Process performance was evaluated taking into account the energy per discharge to analyze the energy efficiency of the process. Both for the TWD and MRD analysis, the short pulses resulted to be the ones with higher energy efficiency. Low energy per discharge had a higher impact on the material removal rate on both tool and workpiece. The high energy efficiency was positive from the MRD point of view; on the contrary, for the TWD point of view, it was a negative result because it involved higher electrode wear.
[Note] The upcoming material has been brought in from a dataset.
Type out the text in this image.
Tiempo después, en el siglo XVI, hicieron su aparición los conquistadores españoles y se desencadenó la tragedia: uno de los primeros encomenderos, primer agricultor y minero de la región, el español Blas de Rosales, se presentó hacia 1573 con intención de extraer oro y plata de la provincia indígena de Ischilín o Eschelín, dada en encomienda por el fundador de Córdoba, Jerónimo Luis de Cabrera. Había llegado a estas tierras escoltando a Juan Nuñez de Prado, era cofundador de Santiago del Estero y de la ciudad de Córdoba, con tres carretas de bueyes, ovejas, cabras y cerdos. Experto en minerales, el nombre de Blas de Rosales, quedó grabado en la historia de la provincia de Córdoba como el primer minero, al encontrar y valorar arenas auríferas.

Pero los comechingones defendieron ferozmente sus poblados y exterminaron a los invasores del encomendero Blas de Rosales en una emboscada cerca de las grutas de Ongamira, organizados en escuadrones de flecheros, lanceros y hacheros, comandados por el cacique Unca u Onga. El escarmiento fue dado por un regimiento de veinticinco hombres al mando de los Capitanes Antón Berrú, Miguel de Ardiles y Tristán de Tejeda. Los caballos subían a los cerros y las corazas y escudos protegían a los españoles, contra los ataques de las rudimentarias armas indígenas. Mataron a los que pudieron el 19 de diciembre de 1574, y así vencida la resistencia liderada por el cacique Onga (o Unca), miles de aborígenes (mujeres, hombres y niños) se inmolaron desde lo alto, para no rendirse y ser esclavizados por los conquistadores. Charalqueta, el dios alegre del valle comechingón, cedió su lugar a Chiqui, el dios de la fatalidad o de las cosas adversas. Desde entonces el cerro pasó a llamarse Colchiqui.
In general, there was not a sample with better results than others in terms of overall process performance. An exception could be the ZrB, which was characterized by high scatter data, so the performance was not so repeatable as for other samples. Considering the surface roughness, ZrB20 presents an improvement in the surface quality in comparison to the other materials. This aspect was probably related to the low level of porosity and the high mechanical properties typical of these materials.

The machined surface topography demonstrates that the EDM process on UHTCs materials was characterized by different material removal mechanisms with respect to the EDM machining of well-known materials (e.g., metals). Not only melting and vaporization processes, but also other phenomena, such as oxidation, were involved in the removal of material. The typical phenomena of melting and vaporization were characterized by a lower efficiency because of the high melting temperature and the presence of non-electrically (or low-electrically) conductive parts in the workpiece.

Formation of cracks in the ZrB matrix were observed for pulses type A and B, characterized by higher energy content. For pulses type C, with lower energy content, cracks were not observed. The formation of cracks during EDM processing of the investigated materials generated concerns when these were to be subjected to cyclic loading conditions in operations, particularly if involving tensile loads. The results of the present investigation clearly show that, in such cases, a finishing pass with low energy pulses is a mandatory step to ensure structural integrity. The fatigue performance of such materials as a function of the process parameter combinations shall be characterized.